Cloning and transcriptional regulation of tf and tfr1a promoters in Megalobrama amblycephala

In order to explore the transcriptional regulation mechanism of the tf and tfr1a genes in Megalobrama amblycephala, the genomic sequences of tf and tfr1a were obtained from whole genome sequence database. Transcription factor binding sites and CpG islands in the promoter regions of tf and tfr1a genes were predicted by bioinformatics methods. Fragments of different length of the predicted promoter region of tf and tfr1a were cloned by PCR amplification. The amplified different fragments were ligated to the pGL3-Basic/pEGFP-1 vector. Subsequently, the recombinant plasmids were transiently transfected into Hela cells for fluorescence detection by the Dual-Luciferase Reporter System.

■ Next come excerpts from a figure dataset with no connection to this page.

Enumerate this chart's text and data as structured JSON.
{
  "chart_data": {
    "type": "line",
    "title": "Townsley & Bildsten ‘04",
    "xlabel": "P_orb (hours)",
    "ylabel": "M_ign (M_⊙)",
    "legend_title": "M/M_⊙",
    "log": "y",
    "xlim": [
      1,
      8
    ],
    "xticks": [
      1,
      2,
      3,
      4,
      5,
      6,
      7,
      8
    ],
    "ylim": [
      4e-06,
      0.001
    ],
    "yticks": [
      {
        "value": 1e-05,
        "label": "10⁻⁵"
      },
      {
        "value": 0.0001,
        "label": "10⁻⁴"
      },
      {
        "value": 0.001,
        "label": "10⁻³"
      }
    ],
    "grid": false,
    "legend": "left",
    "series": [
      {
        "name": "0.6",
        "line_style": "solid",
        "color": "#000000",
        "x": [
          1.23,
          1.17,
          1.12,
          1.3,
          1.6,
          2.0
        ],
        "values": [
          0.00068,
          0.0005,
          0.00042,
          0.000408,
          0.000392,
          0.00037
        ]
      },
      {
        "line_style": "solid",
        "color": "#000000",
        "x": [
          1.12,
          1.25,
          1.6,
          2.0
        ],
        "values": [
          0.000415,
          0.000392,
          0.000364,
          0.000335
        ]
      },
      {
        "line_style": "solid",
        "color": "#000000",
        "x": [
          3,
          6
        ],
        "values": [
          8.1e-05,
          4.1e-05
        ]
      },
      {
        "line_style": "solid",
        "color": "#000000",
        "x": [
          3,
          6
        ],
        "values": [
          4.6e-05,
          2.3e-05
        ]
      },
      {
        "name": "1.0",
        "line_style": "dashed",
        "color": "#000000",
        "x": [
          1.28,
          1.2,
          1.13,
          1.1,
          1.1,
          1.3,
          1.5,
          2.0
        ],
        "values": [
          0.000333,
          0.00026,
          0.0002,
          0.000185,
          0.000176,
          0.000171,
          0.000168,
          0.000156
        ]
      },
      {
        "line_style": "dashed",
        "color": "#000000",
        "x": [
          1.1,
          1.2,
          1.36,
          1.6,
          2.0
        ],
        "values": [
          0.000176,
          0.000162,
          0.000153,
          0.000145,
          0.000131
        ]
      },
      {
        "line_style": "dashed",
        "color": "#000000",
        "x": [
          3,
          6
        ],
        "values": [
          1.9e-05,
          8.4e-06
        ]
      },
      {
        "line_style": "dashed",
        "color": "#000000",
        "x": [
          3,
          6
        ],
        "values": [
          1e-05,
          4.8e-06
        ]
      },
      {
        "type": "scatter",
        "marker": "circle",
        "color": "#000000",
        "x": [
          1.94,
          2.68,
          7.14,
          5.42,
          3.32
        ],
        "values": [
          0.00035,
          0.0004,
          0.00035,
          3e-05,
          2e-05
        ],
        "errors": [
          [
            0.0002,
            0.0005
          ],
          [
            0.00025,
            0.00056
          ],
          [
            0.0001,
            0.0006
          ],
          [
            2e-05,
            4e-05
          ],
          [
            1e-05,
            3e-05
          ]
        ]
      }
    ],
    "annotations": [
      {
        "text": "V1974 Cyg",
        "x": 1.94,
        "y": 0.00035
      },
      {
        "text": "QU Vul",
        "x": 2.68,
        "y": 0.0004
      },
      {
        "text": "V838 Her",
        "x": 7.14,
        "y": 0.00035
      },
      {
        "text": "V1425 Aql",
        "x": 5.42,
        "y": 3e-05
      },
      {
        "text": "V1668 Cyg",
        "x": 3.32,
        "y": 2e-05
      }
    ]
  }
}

Bioinformatics analysis showed that there was no CpG island site in the tf promoter, and there were two CpG island sites in the tfr1a promoter. A total of 9 tf and 10 tfr1a recombinant plasmids containing promoter fragments of different lengths were successfully constructed. The detection of Dual-Luciferase Reporter System showed that the core region of the tf promoter was −268—+56 bp, and the −1 308—−1 102 bp fragment may have a transcription factor binding site that positively regulates the gene expression. The core region of the tfr1a promoter was −224—+48 bp, and the +48—+92 bp region may contain negative regulatory elements that inhibit the transcription of this gene, while the −1 229—−1 219 bp region might contain positive regulatory transcription factor binding sites that promote the tfr1a gene expression.